Current Crop: November soybeans closed today at $13.21 ¼ a bushel, down 45 ½ cents since last week. Technical indicators have changed to a sell bias. Support is at $12.87 a bushel with resistance at $13.83 a bushel. Soybean planting has progressed to 24% compared to 12% last week, 6% last year and the five year average of 11%. Soybean emergence is 7% compared to 2% last year and the five year average of 3%.  In the new crop year, increased demand more than offsets increased production as ending stocks are projected at 145 million bushels, a historically low stocks-to-use ratio of 4.4%.Based on the March 30 USDA planting intentions report, soybean planted acreage is projected at 73.9 million acres. Acreage will most likely be increased at some point in the growing season as it is believed that higher soybean prices have encouraged either additional double crop acres or a switch from other crops. Currently, supplies are projected at 3.430 billion bushels with usage at 3.285 billion bushels. The season average price is estimated to range from $12.00 to $14.00 a bushel. Global new crop stocks are projected to increase 177 million bushels to 2.134 billion bushels as South American production is expected to rebound from their drought reduced production of 2011/12 and offset increased consumption. I am currently 50% priced overall. From a price risk management standpoint, a $13.20 Put option would cost 72 cents and set a $12.48 futures floor. 

Wheat:

Current crop:  July futures contract closed at $5.97 a bushel, down 12 ½ cents a bushel since Friday. Technical indicators have a strong sell bias. Support is at $5.86 a bushel with resistance at $6.09 a bushel. Weekly exports were within expectations at 20.2 million bushels (8.1 million bushels for 2011/12 and 12.1 million bushels for 2012/13). Overall, 63% of the winter wheat crop has headed compared to 54% last week, 39% last year and the five year average of 34%. Winter wheat conditions as of May 6 were 63% good to excellent compared to 64% last week, and 33% last year. Poor to very poor conditions are estimated at 12% compared to 10% last week and 42% last year. Projections for 2011/12 marketing year which ends on May 31 for wheat are for ending stocks of 768 million bushels, 25 million bushels lower than last month and 13 million bushels lower than the average trade guess. Exports accounted for the change as they were raised 25 million bushels. The stocks to use ratio is estimated at 34.7%. World ending stocks are projected at 7.239 billion bushels, down 34 million bushels from April. USDA new crop projections estimate ending stocks at 735 million bushels compared to the average pre-report guess of 805 million bushels. Production and total supplies are both projected higher than the previous year with demand forecast to increase 8.3% from the 2011/12 marketing year. Stocks to use are expected to drop to 30.7% with a season average price of $5.50 to $6.70 a bushel. Global stocks are expected to decrease 327 million bushels to 6.912 billion bushels.  I am priced 20% on the current crop and would target any rallies to the $6.50 range as a point to price more. . With harvest right around the corner and wheat looking like it has reached a bottom, if price targets aren’t met I would consider selling the remainder at harvest or possibly storing some depending on the deferred contracts basis and cash flow needs.  A $6.00 Put option would cost 27 cents and set a $5.73 futures floor. This option expires on June 22. 

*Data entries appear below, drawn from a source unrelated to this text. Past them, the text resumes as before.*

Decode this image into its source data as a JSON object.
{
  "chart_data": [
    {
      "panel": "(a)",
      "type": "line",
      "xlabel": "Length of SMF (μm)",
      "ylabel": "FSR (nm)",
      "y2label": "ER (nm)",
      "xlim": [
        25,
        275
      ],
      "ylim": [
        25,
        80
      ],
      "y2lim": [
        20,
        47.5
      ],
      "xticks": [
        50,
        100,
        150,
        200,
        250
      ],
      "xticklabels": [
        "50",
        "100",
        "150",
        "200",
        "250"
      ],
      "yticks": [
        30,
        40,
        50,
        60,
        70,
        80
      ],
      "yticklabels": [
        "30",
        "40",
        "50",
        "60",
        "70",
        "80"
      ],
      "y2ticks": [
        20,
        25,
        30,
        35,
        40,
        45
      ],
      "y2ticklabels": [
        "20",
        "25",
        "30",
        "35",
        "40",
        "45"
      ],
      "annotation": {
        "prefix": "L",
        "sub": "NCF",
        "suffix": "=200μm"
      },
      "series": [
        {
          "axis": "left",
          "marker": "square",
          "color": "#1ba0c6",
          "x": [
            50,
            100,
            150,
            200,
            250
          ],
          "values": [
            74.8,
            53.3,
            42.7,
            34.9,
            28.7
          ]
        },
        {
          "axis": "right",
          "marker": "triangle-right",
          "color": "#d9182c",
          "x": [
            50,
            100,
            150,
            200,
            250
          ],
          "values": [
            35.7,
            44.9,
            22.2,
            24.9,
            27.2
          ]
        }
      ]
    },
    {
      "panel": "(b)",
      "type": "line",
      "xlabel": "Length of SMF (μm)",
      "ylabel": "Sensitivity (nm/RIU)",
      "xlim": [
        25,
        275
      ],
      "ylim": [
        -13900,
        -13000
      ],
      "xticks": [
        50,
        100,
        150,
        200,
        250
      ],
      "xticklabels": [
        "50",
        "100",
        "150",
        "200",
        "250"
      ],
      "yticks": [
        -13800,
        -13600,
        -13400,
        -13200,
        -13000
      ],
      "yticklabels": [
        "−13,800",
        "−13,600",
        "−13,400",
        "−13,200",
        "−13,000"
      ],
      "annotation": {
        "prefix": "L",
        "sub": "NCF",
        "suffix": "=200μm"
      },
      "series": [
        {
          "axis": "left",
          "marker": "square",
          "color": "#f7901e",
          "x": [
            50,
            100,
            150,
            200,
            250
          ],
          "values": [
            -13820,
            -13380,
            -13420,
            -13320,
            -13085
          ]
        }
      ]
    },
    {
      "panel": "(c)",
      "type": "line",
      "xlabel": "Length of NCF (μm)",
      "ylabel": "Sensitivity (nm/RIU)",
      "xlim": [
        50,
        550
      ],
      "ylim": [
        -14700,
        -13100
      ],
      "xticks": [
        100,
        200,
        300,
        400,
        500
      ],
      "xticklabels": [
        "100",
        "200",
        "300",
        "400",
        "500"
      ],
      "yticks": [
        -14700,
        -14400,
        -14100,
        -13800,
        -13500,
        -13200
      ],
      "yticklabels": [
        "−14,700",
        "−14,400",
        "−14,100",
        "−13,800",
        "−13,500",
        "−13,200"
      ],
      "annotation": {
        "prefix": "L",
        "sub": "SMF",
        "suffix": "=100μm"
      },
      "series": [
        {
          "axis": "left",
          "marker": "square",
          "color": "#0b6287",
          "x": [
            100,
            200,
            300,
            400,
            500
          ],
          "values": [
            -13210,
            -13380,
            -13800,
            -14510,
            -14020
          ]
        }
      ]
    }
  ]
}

Deferred: December wheat closed at $6.35 ½ a bushel, down 12 ½ cents since last week. Technical indicators have a strong sell bias. Support is at $6.24 a bushel with resistance at $6.48 a bushel.  Spring wheat planted is at 84% compared to 74% last week, 19% last year and the five year average of 49%. Spring wheat emergence is 47% compared to 30% last week, 5% last year and the five year average of 17%.